I have seldom known two of these birds to be singing at the same time in the same locality, rivaling each other, like the wood thrush or the veery. Shooting one from a tree, I have observed another take up the strain from almost the identical perch in less than ten minutes afterward. Later in the day, when I had penetrated the heart of the old Barkpeeling, I came suddenly upon one singing from a low stump, and for a wonder he did not seem alarmed, but lifted up his divine voice as if his privacy was undisturbed. I open his beak and find the inside yellow as gold. I was prepared to find it inlaid with pearls and diamonds, or to see an angel issue from it.

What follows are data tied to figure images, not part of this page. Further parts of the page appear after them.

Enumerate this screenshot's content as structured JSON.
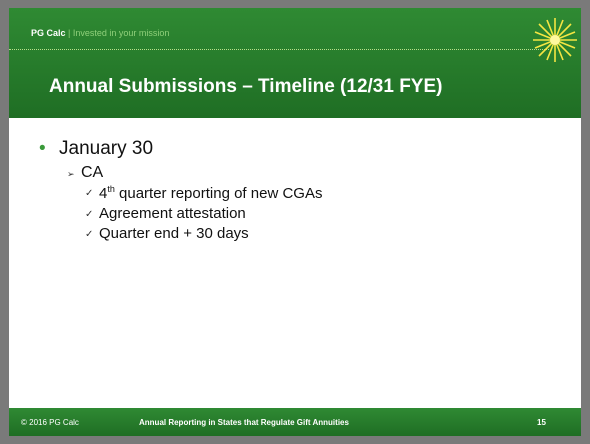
{
  "header": {
    "brand": "PG Calc",
    "separator": "|",
    "tagline": "Invested in your mission",
    "title": "Annual Submissions – Timeline (12/31 FYE)"
  },
  "content": {
    "bullet": "January 30",
    "sub_bullet": "CA",
    "items": [
      {
        "prefix": "4",
        "sup": "th",
        "rest": " quarter reporting of new CGAs"
      },
      {
        "text": "Agreement attestation"
      },
      {
        "text": "Quarter end + 30 days"
      }
    ]
  },
  "footer": {
    "copyright": "© 2016 PG Calc",
    "center": "Annual Reporting in States that Regulate Gift Annuities",
    "page": "15"
  }
}
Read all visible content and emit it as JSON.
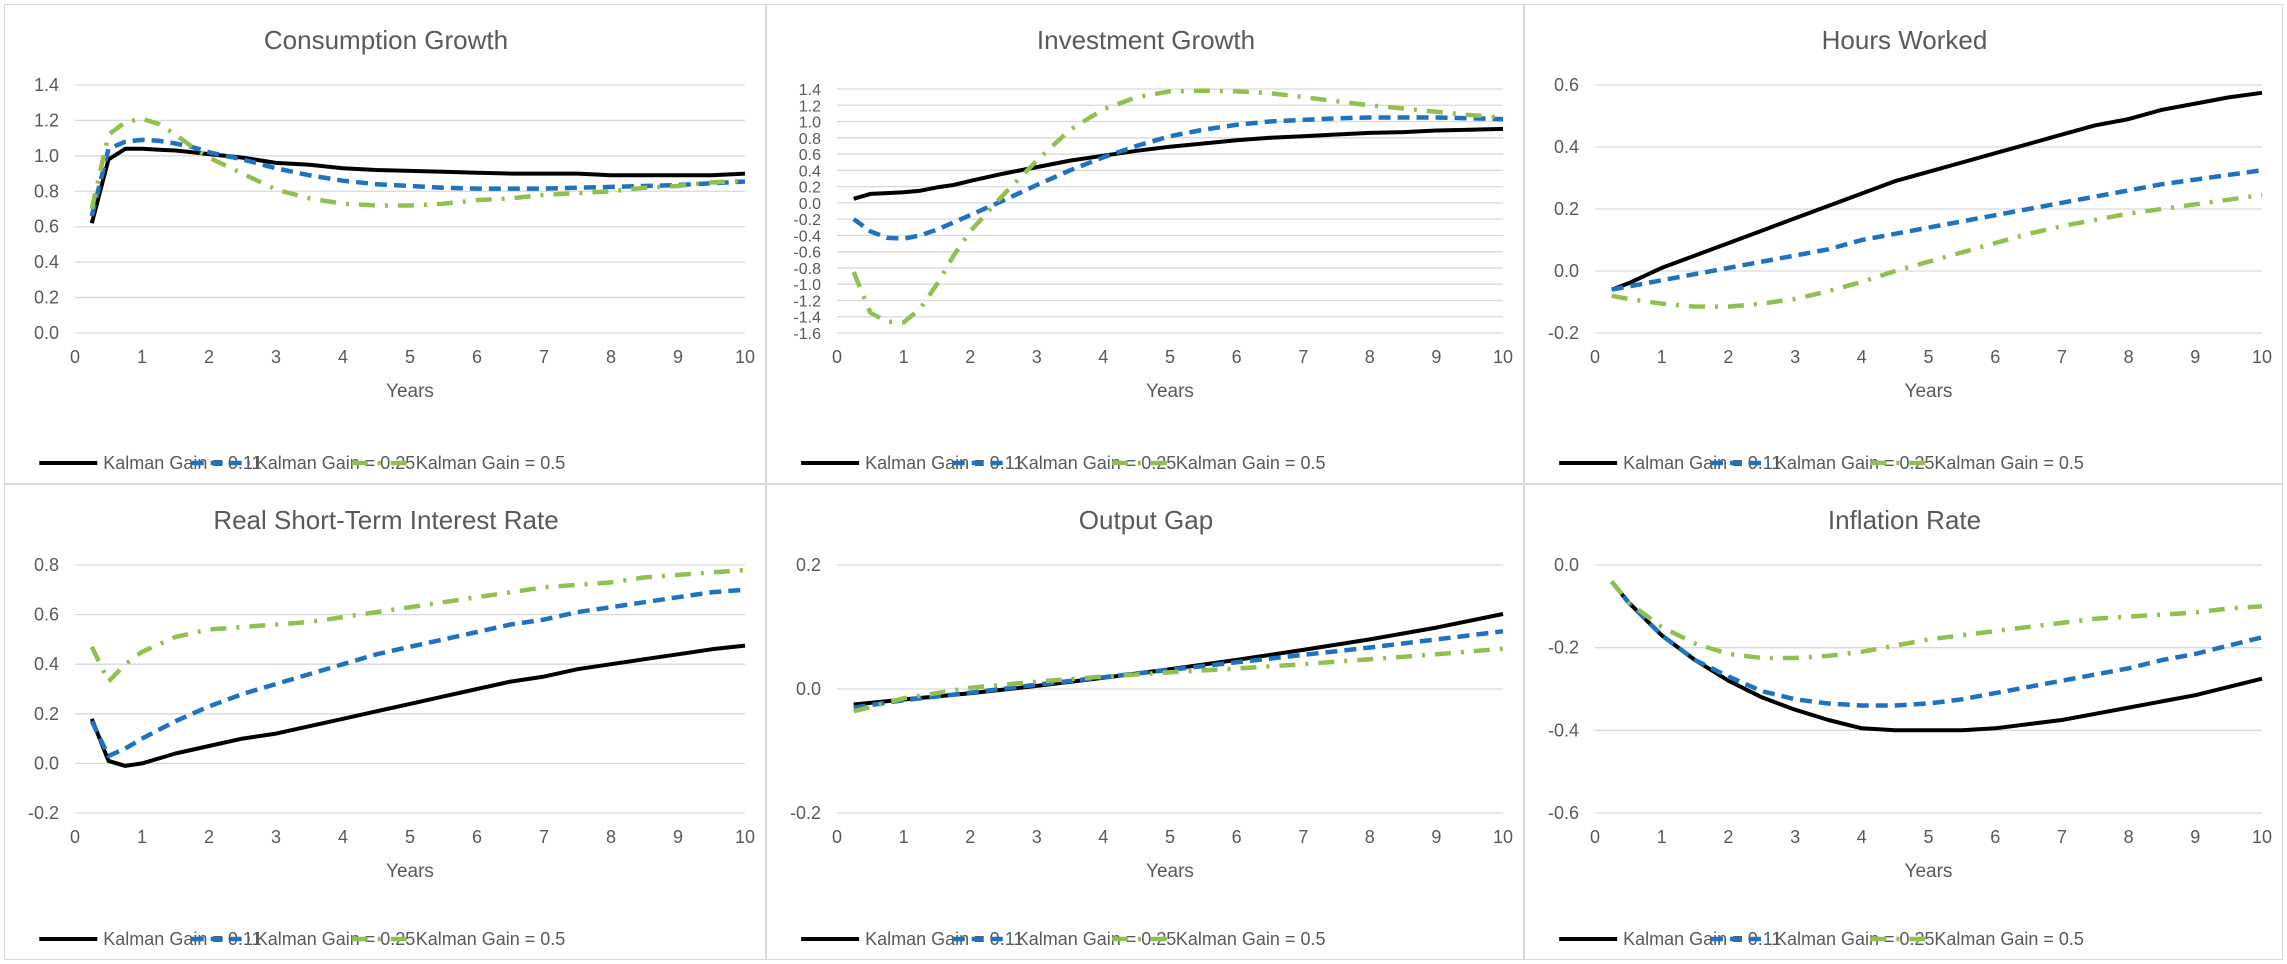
{
  "chart_data": [
    {
      "type": "line",
      "title": "Consumption Growth",
      "xlabel": "Years",
      "xlim": [
        0,
        10
      ],
      "xticks": [
        0,
        1,
        2,
        3,
        4,
        5,
        6,
        7,
        8,
        9,
        10
      ],
      "ylim": [
        0,
        1.4
      ],
      "yticks": [
        "0.0",
        "0.2",
        "0.4",
        "0.6",
        "0.8",
        "1.0",
        "1.2",
        "1.4"
      ],
      "grid": true,
      "legend": "bottom",
      "x": [
        0.25,
        0.5,
        0.75,
        1,
        1.25,
        1.5,
        1.75,
        2,
        2.5,
        3,
        3.5,
        4,
        4.5,
        5,
        5.5,
        6,
        6.5,
        7,
        7.5,
        8,
        8.5,
        9,
        9.5,
        10
      ],
      "series": [
        {
          "name": "Kalman Gain = 0.11",
          "values": [
            0.62,
            0.98,
            1.04,
            1.04,
            1.035,
            1.03,
            1.02,
            1.01,
            0.99,
            0.96,
            0.95,
            0.93,
            0.92,
            0.915,
            0.91,
            0.905,
            0.9,
            0.9,
            0.9,
            0.89,
            0.89,
            0.89,
            0.89,
            0.9
          ]
        },
        {
          "name": "Kalman Gain = 0.25",
          "values": [
            0.66,
            1.04,
            1.08,
            1.09,
            1.085,
            1.07,
            1.05,
            1.02,
            0.98,
            0.93,
            0.89,
            0.86,
            0.84,
            0.83,
            0.82,
            0.815,
            0.815,
            0.815,
            0.82,
            0.825,
            0.83,
            0.835,
            0.845,
            0.855
          ]
        },
        {
          "name": "Kalman Gain = 0.5",
          "values": [
            0.7,
            1.12,
            1.19,
            1.21,
            1.18,
            1.12,
            1.05,
            0.99,
            0.9,
            0.81,
            0.76,
            0.73,
            0.72,
            0.72,
            0.73,
            0.75,
            0.76,
            0.78,
            0.79,
            0.8,
            0.82,
            0.83,
            0.85,
            0.86
          ]
        }
      ]
    },
    {
      "type": "line",
      "title": "Investment Growth",
      "xlabel": "Years",
      "xlim": [
        0,
        10
      ],
      "xticks": [
        0,
        1,
        2,
        3,
        4,
        5,
        6,
        7,
        8,
        9,
        10
      ],
      "ylim": [
        -1.6,
        1.4
      ],
      "yticks": [
        "-1.6",
        "-1.4",
        "-1.2",
        "-1.0",
        "-0.8",
        "-0.6",
        "-0.4",
        "-0.2",
        "0.0",
        "0.2",
        "0.4",
        "0.6",
        "0.8",
        "1.0",
        "1.2",
        "1.4"
      ],
      "grid": true,
      "legend": "bottom",
      "x": [
        0.25,
        0.5,
        0.75,
        1,
        1.25,
        1.5,
        1.75,
        2,
        2.5,
        3,
        3.5,
        4,
        4.5,
        5,
        5.5,
        6,
        6.5,
        7,
        7.5,
        8,
        8.5,
        9,
        9.5,
        10
      ],
      "series": [
        {
          "name": "Kalman Gain = 0.11",
          "values": [
            0.05,
            0.11,
            0.12,
            0.13,
            0.15,
            0.19,
            0.22,
            0.27,
            0.36,
            0.44,
            0.52,
            0.58,
            0.64,
            0.69,
            0.73,
            0.77,
            0.8,
            0.82,
            0.84,
            0.86,
            0.87,
            0.89,
            0.9,
            0.91
          ]
        },
        {
          "name": "Kalman Gain = 0.25",
          "values": [
            -0.2,
            -0.35,
            -0.43,
            -0.44,
            -0.4,
            -0.33,
            -0.24,
            -0.15,
            0.03,
            0.22,
            0.4,
            0.56,
            0.7,
            0.82,
            0.9,
            0.96,
            1.0,
            1.02,
            1.04,
            1.05,
            1.05,
            1.05,
            1.04,
            1.03
          ]
        },
        {
          "name": "Kalman Gain = 0.5",
          "values": [
            -0.85,
            -1.35,
            -1.46,
            -1.47,
            -1.3,
            -1.0,
            -0.65,
            -0.35,
            0.1,
            0.52,
            0.9,
            1.15,
            1.3,
            1.37,
            1.38,
            1.37,
            1.35,
            1.3,
            1.25,
            1.2,
            1.16,
            1.12,
            1.08,
            1.05
          ]
        }
      ]
    },
    {
      "type": "line",
      "title": "Hours Worked",
      "xlabel": "Years",
      "xlim": [
        0,
        10
      ],
      "xticks": [
        0,
        1,
        2,
        3,
        4,
        5,
        6,
        7,
        8,
        9,
        10
      ],
      "ylim": [
        -0.2,
        0.6
      ],
      "yticks": [
        "-0.2",
        "0.0",
        "0.2",
        "0.4",
        "0.6"
      ],
      "grid": true,
      "legend": "bottom",
      "x": [
        0.25,
        0.5,
        1,
        1.5,
        2,
        2.5,
        3,
        3.5,
        4,
        4.5,
        5,
        5.5,
        6,
        6.5,
        7,
        7.5,
        8,
        8.5,
        9,
        9.5,
        10
      ],
      "series": [
        {
          "name": "Kalman Gain = 0.11",
          "values": [
            -0.06,
            -0.04,
            0.01,
            0.05,
            0.09,
            0.13,
            0.17,
            0.21,
            0.25,
            0.29,
            0.32,
            0.35,
            0.38,
            0.41,
            0.44,
            0.47,
            0.49,
            0.52,
            0.54,
            0.56,
            0.575
          ]
        },
        {
          "name": "Kalman Gain = 0.25",
          "values": [
            -0.06,
            -0.05,
            -0.03,
            -0.01,
            0.01,
            0.03,
            0.05,
            0.07,
            0.1,
            0.12,
            0.14,
            0.16,
            0.18,
            0.2,
            0.22,
            0.24,
            0.26,
            0.28,
            0.295,
            0.31,
            0.325
          ]
        },
        {
          "name": "Kalman Gain = 0.5",
          "values": [
            -0.08,
            -0.09,
            -0.105,
            -0.115,
            -0.115,
            -0.105,
            -0.09,
            -0.065,
            -0.035,
            0.0,
            0.03,
            0.06,
            0.09,
            0.12,
            0.145,
            0.165,
            0.185,
            0.2,
            0.215,
            0.23,
            0.245
          ]
        }
      ]
    },
    {
      "type": "line",
      "title": "Real Short-Term Interest Rate",
      "xlabel": "Years",
      "xlim": [
        0,
        10
      ],
      "xticks": [
        0,
        1,
        2,
        3,
        4,
        5,
        6,
        7,
        8,
        9,
        10
      ],
      "ylim": [
        -0.2,
        0.8
      ],
      "yticks": [
        "-0.2",
        "0.0",
        "0.2",
        "0.4",
        "0.6",
        "0.8"
      ],
      "grid": true,
      "legend": "bottom",
      "x": [
        0.25,
        0.5,
        0.75,
        1,
        1.5,
        2,
        2.5,
        3,
        3.5,
        4,
        4.5,
        5,
        5.5,
        6,
        6.5,
        7,
        7.5,
        8,
        8.5,
        9,
        9.5,
        10
      ],
      "series": [
        {
          "name": "Kalman Gain = 0.11",
          "values": [
            0.18,
            0.01,
            -0.01,
            0.0,
            0.04,
            0.07,
            0.1,
            0.12,
            0.15,
            0.18,
            0.21,
            0.24,
            0.27,
            0.3,
            0.33,
            0.35,
            0.38,
            0.4,
            0.42,
            0.44,
            0.46,
            0.475
          ]
        },
        {
          "name": "Kalman Gain = 0.25",
          "values": [
            0.17,
            0.03,
            0.06,
            0.1,
            0.17,
            0.23,
            0.28,
            0.32,
            0.36,
            0.4,
            0.44,
            0.47,
            0.5,
            0.53,
            0.56,
            0.58,
            0.61,
            0.63,
            0.65,
            0.67,
            0.69,
            0.7
          ]
        },
        {
          "name": "Kalman Gain = 0.5",
          "values": [
            0.47,
            0.33,
            0.4,
            0.45,
            0.51,
            0.54,
            0.55,
            0.56,
            0.57,
            0.59,
            0.61,
            0.63,
            0.65,
            0.67,
            0.69,
            0.71,
            0.72,
            0.73,
            0.75,
            0.76,
            0.77,
            0.78
          ]
        }
      ]
    },
    {
      "type": "line",
      "title": "Output Gap",
      "xlabel": "Years",
      "xlim": [
        0,
        10
      ],
      "xticks": [
        0,
        1,
        2,
        3,
        4,
        5,
        6,
        7,
        8,
        9,
        10
      ],
      "ylim": [
        -0.2,
        0.2
      ],
      "yticks": [
        "-0.2",
        "0.0",
        "0.2"
      ],
      "grid": true,
      "legend": "bottom",
      "x": [
        0.25,
        1,
        2,
        3,
        4,
        5,
        6,
        7,
        8,
        9,
        10
      ],
      "series": [
        {
          "name": "Kalman Gain = 0.11",
          "values": [
            -0.025,
            -0.017,
            -0.007,
            0.005,
            0.018,
            0.032,
            0.047,
            0.063,
            0.08,
            0.099,
            0.121
          ]
        },
        {
          "name": "Kalman Gain = 0.25",
          "values": [
            -0.03,
            -0.018,
            -0.006,
            0.007,
            0.019,
            0.031,
            0.043,
            0.055,
            0.067,
            0.08,
            0.093
          ]
        },
        {
          "name": "Kalman Gain = 0.5",
          "values": [
            -0.036,
            -0.015,
            0.002,
            0.012,
            0.02,
            0.027,
            0.033,
            0.04,
            0.048,
            0.056,
            0.065
          ]
        }
      ]
    },
    {
      "type": "line",
      "title": "Inflation Rate",
      "xlabel": "Years",
      "xlim": [
        0,
        10
      ],
      "xticks": [
        0,
        1,
        2,
        3,
        4,
        5,
        6,
        7,
        8,
        9,
        10
      ],
      "ylim": [
        -0.6,
        0.0
      ],
      "yticks": [
        "-0.6",
        "-0.4",
        "-0.2",
        "0.0"
      ],
      "grid": true,
      "legend": "bottom",
      "x": [
        0.25,
        0.5,
        1,
        1.5,
        2,
        2.5,
        3,
        3.5,
        4,
        4.5,
        5,
        5.5,
        6,
        6.5,
        7,
        7.5,
        8,
        8.5,
        9,
        9.5,
        10
      ],
      "series": [
        {
          "name": "Kalman Gain = 0.11",
          "values": [
            -0.04,
            -0.09,
            -0.17,
            -0.23,
            -0.28,
            -0.32,
            -0.35,
            -0.375,
            -0.395,
            -0.4,
            -0.4,
            -0.4,
            -0.395,
            -0.385,
            -0.375,
            -0.36,
            -0.345,
            -0.33,
            -0.315,
            -0.295,
            -0.275
          ]
        },
        {
          "name": "Kalman Gain = 0.25",
          "values": [
            -0.04,
            -0.09,
            -0.17,
            -0.23,
            -0.27,
            -0.305,
            -0.325,
            -0.335,
            -0.34,
            -0.34,
            -0.335,
            -0.325,
            -0.31,
            -0.295,
            -0.28,
            -0.265,
            -0.25,
            -0.23,
            -0.215,
            -0.195,
            -0.175
          ]
        },
        {
          "name": "Kalman Gain = 0.5",
          "values": [
            -0.04,
            -0.09,
            -0.15,
            -0.19,
            -0.215,
            -0.225,
            -0.225,
            -0.22,
            -0.21,
            -0.195,
            -0.18,
            -0.17,
            -0.16,
            -0.15,
            -0.14,
            -0.13,
            -0.125,
            -0.12,
            -0.115,
            -0.105,
            -0.1
          ]
        }
      ]
    }
  ],
  "styles": {
    "series_colors": [
      "#000000",
      "#1f72c0",
      "#92c050"
    ],
    "series_dash": [
      "solid",
      "dash",
      "dash-dot"
    ]
  }
}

He is not much in the books. Indeed, I am acquainted with scarcely any writer on ornithology whose head is not muddled on the subject of our three prevailing song-thrushes, confounding either their figures or their songs. A writer in the "Atlantic"[1] gravely tells us the wood thrush is sometimes called the hermit, and then, after describing the song of the hermit with great beauty and correctness, coolly ascribes it to the veery! The new Cyclopædia, fresh from the study of Audubon, says the hermit's song consists of a single plaintive note, and that the veery's resembles that of the wood thrush! The hermit thrush may be easily identified by his color; his back being a clear olive-brown becoming rufous on his rump and tail. A quill from his wing placed beside one from his tail on a dark ground presents quite a marked contrast.